La fórmula es tan vieja como la humanidad. Un solo individuo
concentra todo el poder en sus manos y gobierna sin tener que rendir cuentas a
nadie. En realidad, la dictadura tuvo que ser la primera forma de gobierno
conocida, porque no me imagino a los habitantes de Atapuerca, enfrascados en la
supervivencia, celebrando elecciones. Los romanos perfeccionaron el sistema. La
dictadura era una forma de gobierno provisional a la que sólo se recurría en
momentos de grave peligro para la supervivencia de la república, como guerras o
revueltas. El problema venía cuando el dictador le cogía gusto al puesto y la
dictadura se convertía en indefinida. Luego vinieron los emperadores, más tarde
los reyes absolutos, los reyes algo menos absolutos, hasta llegar a las
dictaduras modernas, que son las más sofisticadas y se disfrazan casi siempre
de regímenes pseudodemocráticos.
Para que exista una dictadura, se necesita un buen dictador.
Alguien con unas condiciones innatas o adquiridas en la primera infancia y criado
en un ambiente social propicio. En cuanto a la primeras, podría pensarse que el
dictador necesita una condición física poderosa, como ese macho alfa de las
manadas salvajes que ostenta la jefatura hasta que un rival más joven se la
arrebata, pero la historia humana nos ha dejado suficientes ejemplos de
dictadores enclenques como para refutar esa teoría. Lo que sí necesita un
dictador, y esto es absolutamente ineludible, es una psique defectuosa, que
sirva de parapeto contra los sentimientos humanos que podrían comprometer la
toma de decisiones injustas e implacables. ¿Ha existido alguna vez un dictador
que no fuera un trastornado mental? Jamás. En cuanto al ambiente social
propicio, es mucho más probable que un individuo desarrolle la tara mental de
la megalomanía si nace en Pionyang, Corea del Norte, que si lo hace en Oslo,
capital de Noruega. Igualmente, un militar español de principios del siglo XX, que
ha hecho profusamente la guerra de Africa incubando un patológico desdén por la
vida humana y despreciando a la clase política civil, es extremadamente
probable que acabe dando un golpe de estado. Si la cosa se le va de las manos y
deriva en una guerra civil, se convertirá en dictador y su efigie acabará en
una moneda en la que se lea: “Francisco Franco, Caudillo de España, por la G.
de Dios”. A mí, lo de la G. me intrigó durante toda la infancia. Me asombraba
la chapuza que suponía utilizar una inicial con un punto, porque la palabra
entera no cabía. Luego comprendí que aquello era la metáfora perfecta de un
régimen.
Pero casi tan importante como un dictador, una dictadura
precisa de una sociedad que la incube, la fomente o la soporte. Porque no ha
conocido otra forma de gobierno más democrática o porque, conociéndola, ha
acabado desengañada de ella. La democracia puede llegar a ser muy fatigosa - que
nos lo digan a los españoles en estos días - pero sucumbir a la tentación
dictatorial es un error mayúsculo que a la larga solo trae pobreza y decepción.

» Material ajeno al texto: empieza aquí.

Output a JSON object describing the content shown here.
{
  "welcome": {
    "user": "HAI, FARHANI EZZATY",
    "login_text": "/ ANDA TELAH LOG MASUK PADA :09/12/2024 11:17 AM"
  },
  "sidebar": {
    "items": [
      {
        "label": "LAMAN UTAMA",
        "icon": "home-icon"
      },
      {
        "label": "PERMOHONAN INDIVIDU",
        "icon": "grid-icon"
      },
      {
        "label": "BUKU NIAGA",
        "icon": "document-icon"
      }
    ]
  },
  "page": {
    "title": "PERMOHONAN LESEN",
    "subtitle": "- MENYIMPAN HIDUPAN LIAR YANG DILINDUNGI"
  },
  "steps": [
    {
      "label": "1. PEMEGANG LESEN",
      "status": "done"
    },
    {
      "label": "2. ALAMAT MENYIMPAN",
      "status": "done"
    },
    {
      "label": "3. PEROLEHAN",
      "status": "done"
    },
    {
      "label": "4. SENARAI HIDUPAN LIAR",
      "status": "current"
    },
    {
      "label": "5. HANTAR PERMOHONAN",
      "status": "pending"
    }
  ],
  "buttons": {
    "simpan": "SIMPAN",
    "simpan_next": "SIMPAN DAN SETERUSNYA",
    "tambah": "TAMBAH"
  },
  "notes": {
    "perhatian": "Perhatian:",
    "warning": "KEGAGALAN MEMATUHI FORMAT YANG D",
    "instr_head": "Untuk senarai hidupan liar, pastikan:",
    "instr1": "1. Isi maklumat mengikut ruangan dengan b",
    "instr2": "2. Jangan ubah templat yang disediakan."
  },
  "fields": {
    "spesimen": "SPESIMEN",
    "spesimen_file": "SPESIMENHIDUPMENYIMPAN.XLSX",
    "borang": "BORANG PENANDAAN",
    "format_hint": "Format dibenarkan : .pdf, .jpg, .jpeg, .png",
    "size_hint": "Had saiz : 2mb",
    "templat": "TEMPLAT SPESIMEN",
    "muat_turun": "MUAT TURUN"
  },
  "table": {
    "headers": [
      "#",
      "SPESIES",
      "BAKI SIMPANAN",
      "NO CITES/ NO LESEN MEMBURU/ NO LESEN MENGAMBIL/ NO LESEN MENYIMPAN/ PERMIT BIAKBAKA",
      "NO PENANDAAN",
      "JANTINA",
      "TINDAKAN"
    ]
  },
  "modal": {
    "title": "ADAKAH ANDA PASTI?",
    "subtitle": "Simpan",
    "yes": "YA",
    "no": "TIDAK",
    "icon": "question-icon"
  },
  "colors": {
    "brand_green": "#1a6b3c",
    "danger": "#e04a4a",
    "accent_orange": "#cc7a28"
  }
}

La advertencia puede parecer fuera de lugar, pero el partido del presidente
Vladimir Putin, la encarnación del dictador moderno, acaba de recibir el
espaldarazo de los votantes rusos. La participación, 47% del censo, es bastante
explicativa. Por desgracia, candidatos a dictadores no van a faltar nunca.
Siempre estarán allí, los Le Pen, Maduro, Ortega, Trump, Al Asad, con sus
mentes perturbadas, dispuestos a hacerse con el poder a la menor oportunidad.
Todo consiste en no cederles el paso.